VfL-Rückkehrer Timo Beermann im TNI-Talk

„Fühle mich schon wieder heimisch“

Timo Beermann (Spitzname „Eule“) ist VfLer durch und durch. Schon als Kind ging er mit seinem Vater zur Bremer Brücke, stand häufig auf der alten, damals unüberdachten Nordgeraden und saugte die besondere Atmosphäre des Stadions auf. Anschließend durchlief der heute 29-Jährige die Jugendabteilung des Vereins, gab unter Uwe Fuchs im August 2011 sein Profidebüt, wechselte später zum 1. FC Heidenheim – und blieb dort sieben Jahre. Nun ist er zurück in Osnabrück. Wir sprachen mit ihm über seine Rückkehr, die erste Niederlage der Saison und Weihnachten 2020.

THE NEW INSIDER: Was hat sich aus deiner Sicht verändert rund um den VfL und in Osnabrück?

Timo Beermann: In der Stadt selbst hat sich gar nicht so viel verändert in den vergangenen Jahren, ich habe das meiste auf Anhieb wiedererkannt. Beim VfL ist es so, dass natürlich neue handelnde Personen hier sind als noch vor sieben Jahren, aber die Wege und Umstände sind noch sehr vertraut. Ich fühle mich schon wieder richtig heimisch.

Euer Saisonstart war grandios, das 1:4 zuhause gegen Nürnberg dagegen ein herber Dämpfer.

Ich glaube, wir sind gut beraten dieses Spiel richtig einzuordnen und nicht direkt alles in Frage zu stellen. Vorher war sicher auch nicht alles gut wie es geredet wurde und umgekehrt kann nach einer solchen Niederlage auch nicht alles direkt schlecht sein. Wir haben trotzdem 13 Punkte geholt in acht Spielen und darauf können wir aufbauen.

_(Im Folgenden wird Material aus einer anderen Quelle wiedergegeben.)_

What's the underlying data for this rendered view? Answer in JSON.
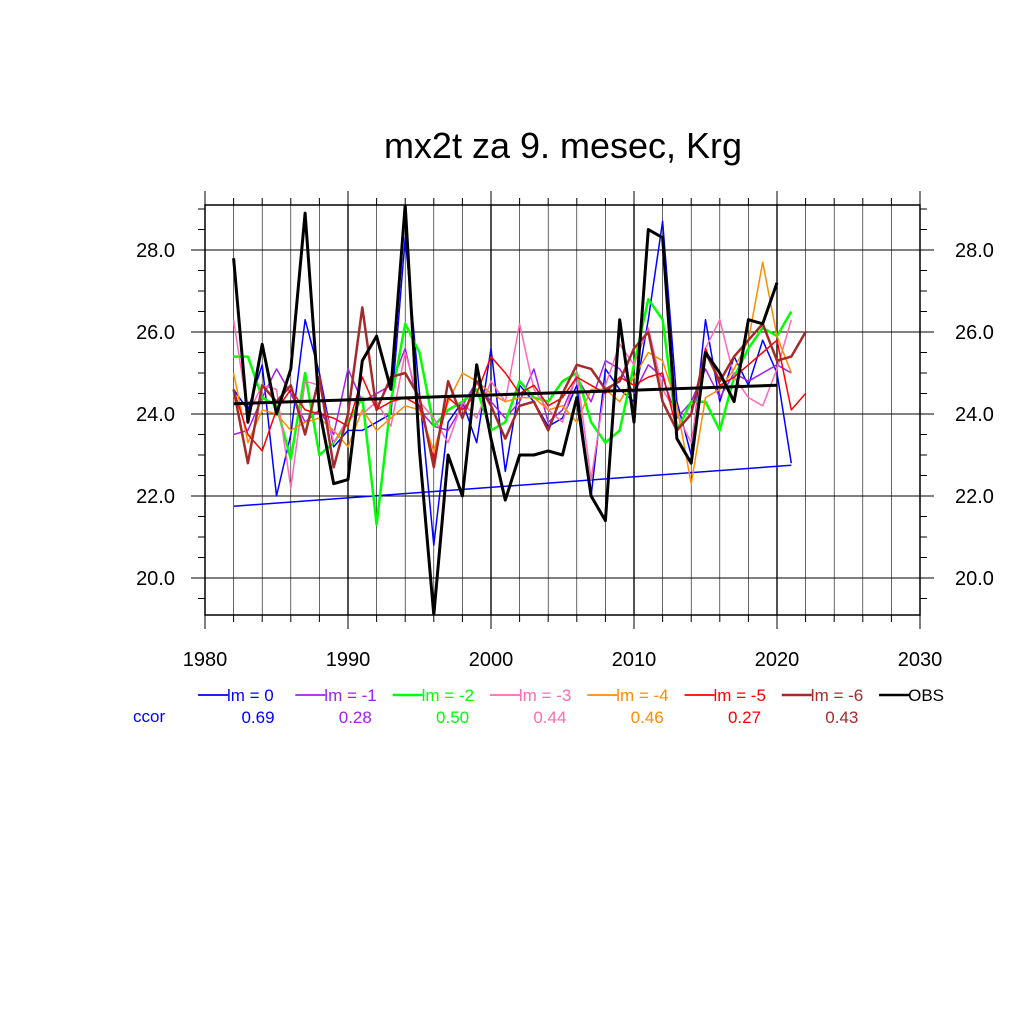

Seid ihr am Tag danach sehr konkret in die Fehleranalyse gegangen oder lautete die Devise eher dieses Spiel schnellstmöglich abzuhaken?

Nein, wir haben das schon sehr genau analysiert und uns Spielern wurden die Fehler per Videoanalyse auch nochmal genau aufgezeigt. Das machen wir nach Siegen und Unentschieden genauso, mit dem Unterschied natürlich, dass diesmal ein paar mehr weniger positive Szenen dabei waren und es etwas länger gedauert hat.

Du bist jetzt 29. Was möchte der Profifußballer Timo Beermann in seiner Karriere noch erreichen?

Zu allererst möchte ich gesund und leistungsfähig bleiben und sehr gern noch einige weitere Jahre auf diesem Niveau spielen. Das große Ziel ist ja, den VfL als Zweitligist zu etablieren und dabei möchte ich der Mannschaft helfen. Mal schauen, was dann noch so kommt.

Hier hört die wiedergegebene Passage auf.